Perhaps we need more trouble makers in Stormont rather than on streets?

Like FitzJamesHorse, I get a sense that something important may have happened this week, though like him I also think it is way to early to conclude too concretely what they might be. But here are some short near ground thoughts to extend yesterday’s briefing for Hillary.

I think it demonstrates that government parties under our rigid and inclusive system put themselves (and the rest of society) in a very dangerous position when they indulge in activism, particularly when it involves stirring oppositionalist voices that have no residual voice on the hill.

As Mark Devenport notes, this was our first street crisis that genuinely touches Stormont’s political arrangements (think three elections in a row with no discernable change).

For all the deaths and injuries arising from dissident Republican activities (the death of David Black was discounted almost immediately), none of it has done much other than stress the body politic and force them to unify.

By contrast these events have brought out and defined political differences to an extent we’ve not seen since before the election of November 2003.

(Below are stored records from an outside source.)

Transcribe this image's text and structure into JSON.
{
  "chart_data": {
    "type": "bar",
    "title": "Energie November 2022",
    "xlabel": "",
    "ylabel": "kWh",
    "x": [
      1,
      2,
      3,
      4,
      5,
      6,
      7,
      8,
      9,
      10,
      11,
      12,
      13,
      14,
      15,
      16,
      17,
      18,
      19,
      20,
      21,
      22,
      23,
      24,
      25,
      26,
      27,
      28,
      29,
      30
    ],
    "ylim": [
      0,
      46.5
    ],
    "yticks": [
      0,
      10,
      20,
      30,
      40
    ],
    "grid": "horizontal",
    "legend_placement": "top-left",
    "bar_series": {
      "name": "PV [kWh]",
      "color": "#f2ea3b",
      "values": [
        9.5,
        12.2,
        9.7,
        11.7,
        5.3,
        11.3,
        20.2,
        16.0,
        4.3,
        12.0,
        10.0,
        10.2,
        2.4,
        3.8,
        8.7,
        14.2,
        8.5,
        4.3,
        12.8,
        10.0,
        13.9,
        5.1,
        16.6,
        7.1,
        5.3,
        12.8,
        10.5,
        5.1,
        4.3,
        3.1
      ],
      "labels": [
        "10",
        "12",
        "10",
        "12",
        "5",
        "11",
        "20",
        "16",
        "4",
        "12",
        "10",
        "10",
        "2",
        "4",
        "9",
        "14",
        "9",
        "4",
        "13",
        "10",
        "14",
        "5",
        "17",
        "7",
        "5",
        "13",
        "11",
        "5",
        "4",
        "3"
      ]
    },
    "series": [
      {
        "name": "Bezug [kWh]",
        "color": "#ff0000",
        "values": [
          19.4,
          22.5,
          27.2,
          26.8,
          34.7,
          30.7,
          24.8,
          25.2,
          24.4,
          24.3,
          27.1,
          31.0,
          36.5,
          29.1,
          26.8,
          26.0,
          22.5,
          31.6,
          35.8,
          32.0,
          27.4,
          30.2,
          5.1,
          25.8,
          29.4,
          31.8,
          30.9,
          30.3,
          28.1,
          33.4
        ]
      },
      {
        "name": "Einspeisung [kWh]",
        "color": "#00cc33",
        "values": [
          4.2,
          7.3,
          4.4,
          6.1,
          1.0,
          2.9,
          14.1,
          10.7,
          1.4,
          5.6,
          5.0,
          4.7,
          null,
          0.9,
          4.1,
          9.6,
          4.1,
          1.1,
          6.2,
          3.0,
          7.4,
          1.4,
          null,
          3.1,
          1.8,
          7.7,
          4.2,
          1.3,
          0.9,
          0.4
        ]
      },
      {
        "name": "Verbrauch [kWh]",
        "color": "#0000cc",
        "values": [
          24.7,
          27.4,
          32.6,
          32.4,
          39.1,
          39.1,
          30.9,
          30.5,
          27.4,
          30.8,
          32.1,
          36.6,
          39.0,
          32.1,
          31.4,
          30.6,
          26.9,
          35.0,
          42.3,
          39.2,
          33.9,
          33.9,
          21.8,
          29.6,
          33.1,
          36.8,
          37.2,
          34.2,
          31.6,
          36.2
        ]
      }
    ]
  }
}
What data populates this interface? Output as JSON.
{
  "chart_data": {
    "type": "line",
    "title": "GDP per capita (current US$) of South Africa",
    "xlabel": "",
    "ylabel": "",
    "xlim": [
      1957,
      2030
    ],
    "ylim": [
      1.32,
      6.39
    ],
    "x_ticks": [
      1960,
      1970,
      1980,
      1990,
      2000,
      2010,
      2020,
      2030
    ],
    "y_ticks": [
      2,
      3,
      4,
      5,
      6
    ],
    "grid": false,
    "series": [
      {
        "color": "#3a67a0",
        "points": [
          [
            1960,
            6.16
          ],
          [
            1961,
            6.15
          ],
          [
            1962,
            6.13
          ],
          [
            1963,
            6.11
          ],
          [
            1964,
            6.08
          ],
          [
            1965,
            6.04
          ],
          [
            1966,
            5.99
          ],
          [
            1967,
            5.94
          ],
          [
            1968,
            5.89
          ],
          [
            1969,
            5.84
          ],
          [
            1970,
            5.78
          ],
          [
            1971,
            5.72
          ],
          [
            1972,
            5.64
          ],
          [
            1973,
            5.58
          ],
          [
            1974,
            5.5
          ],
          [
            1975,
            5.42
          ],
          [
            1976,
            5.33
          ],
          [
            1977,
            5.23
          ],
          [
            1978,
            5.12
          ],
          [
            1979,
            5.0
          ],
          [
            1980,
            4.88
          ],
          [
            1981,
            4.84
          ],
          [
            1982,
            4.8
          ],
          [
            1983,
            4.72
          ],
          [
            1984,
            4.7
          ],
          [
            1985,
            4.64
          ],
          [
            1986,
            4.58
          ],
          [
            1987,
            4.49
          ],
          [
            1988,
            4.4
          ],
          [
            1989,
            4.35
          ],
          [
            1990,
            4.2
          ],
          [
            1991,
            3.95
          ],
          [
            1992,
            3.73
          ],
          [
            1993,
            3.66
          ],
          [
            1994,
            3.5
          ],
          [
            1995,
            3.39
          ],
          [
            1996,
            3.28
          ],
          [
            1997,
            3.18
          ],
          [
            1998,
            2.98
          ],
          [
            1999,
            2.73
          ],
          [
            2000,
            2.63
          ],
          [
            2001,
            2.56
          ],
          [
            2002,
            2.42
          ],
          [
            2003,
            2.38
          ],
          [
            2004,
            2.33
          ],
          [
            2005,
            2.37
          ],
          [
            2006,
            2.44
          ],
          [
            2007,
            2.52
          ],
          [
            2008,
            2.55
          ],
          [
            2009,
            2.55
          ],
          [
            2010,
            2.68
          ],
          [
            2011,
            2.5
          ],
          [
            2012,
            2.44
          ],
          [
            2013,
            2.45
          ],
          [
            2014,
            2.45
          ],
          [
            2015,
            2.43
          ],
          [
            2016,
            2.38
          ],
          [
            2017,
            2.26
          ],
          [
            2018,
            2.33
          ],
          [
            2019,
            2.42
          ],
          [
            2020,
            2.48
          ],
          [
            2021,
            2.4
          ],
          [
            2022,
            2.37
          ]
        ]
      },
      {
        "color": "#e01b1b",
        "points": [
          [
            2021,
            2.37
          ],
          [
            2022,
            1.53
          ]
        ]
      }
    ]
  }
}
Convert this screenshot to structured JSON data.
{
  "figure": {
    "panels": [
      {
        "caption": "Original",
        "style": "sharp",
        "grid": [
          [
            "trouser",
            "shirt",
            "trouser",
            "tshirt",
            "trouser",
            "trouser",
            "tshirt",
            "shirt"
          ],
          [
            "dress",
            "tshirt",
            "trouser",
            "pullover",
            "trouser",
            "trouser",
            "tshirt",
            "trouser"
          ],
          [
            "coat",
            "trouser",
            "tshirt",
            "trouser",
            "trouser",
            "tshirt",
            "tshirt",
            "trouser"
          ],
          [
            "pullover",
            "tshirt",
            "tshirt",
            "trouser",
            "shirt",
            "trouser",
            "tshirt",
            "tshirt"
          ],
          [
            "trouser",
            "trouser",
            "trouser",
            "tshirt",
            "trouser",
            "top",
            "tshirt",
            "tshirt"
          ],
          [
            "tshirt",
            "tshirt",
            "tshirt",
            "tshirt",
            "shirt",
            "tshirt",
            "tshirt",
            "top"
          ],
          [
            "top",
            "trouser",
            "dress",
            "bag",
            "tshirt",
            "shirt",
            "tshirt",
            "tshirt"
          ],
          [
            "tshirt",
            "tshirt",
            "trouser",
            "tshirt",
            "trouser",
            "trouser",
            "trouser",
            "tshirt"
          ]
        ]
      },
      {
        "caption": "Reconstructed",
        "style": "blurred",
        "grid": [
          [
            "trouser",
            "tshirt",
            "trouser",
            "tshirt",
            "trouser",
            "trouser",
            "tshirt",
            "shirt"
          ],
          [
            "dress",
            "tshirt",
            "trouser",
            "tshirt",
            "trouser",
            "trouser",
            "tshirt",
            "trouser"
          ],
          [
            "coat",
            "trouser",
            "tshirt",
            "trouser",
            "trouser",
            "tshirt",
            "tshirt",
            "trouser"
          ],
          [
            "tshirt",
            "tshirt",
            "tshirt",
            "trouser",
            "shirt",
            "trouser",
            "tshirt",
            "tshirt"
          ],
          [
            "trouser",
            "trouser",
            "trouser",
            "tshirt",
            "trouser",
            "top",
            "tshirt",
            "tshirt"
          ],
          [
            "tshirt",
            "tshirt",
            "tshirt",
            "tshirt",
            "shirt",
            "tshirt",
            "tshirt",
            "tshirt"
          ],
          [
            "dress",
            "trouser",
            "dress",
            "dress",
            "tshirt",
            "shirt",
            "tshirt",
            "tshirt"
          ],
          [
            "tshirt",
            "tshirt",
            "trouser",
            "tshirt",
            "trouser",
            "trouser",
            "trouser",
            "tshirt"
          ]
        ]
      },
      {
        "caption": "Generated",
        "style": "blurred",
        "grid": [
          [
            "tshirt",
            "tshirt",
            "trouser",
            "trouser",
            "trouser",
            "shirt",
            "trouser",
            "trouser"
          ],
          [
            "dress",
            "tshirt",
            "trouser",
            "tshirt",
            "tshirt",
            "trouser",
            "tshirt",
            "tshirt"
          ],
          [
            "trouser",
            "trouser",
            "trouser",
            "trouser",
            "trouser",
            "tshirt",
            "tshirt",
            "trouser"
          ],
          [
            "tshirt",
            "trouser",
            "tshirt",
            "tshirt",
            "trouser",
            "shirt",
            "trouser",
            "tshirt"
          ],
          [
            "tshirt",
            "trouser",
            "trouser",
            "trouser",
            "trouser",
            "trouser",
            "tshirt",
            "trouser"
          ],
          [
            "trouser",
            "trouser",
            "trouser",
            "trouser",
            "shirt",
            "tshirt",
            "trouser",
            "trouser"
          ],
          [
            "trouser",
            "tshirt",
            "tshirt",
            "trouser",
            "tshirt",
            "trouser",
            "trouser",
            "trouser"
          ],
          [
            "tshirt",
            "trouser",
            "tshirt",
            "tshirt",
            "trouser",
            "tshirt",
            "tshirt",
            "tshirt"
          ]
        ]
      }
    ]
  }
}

The bit in the middle in society actually matters more than people imagine it does. Alliance got hit because they actively used their balance of power. It made them relevant, and now they are being attacked for it. The question arises, can they follow through? Do they have a critique of where the big two are leading us that will actually impress the voters?

Perhaps it is significant that Belfast City Council is becoming one of the few place that people can make a political impact? The radicalising effects on the body politic have come from local authorities, rather than Stormont where everyone is on their best behaviour and nothing moves without prior agreement from OFMdFM.

Perhaps a little bit of trouble makes people think and reassess matters. Once that trouble takes to the streets it becomes scary and dangerous. Should our politicians not be looking to take more of that trouble off the streets and on to the floor of the house?

Only we don’t need to be talking about flegs, or the names of children’s playgrounds. These just end up taking centre stage because we cannot deal with bigger stuff that actually matters to people.

This is some of what Mike Nesbitt was stutteringly trying to say last night on UTV, but he was already mired in the street fight and once you are down there, and off policy, as Brian pointed out yesterday, nobody actually cares about jobs, education or all island economies, when gratification comes quicker when you can burn something down.

If we are not careful Stormont will resume the role it had in the early troubles: remote, aloof, and most of all, irrelevant to lives of the people it is supposed to represent. Perhaps what we need is more trouble makers, but in Stormont rather than on the streets?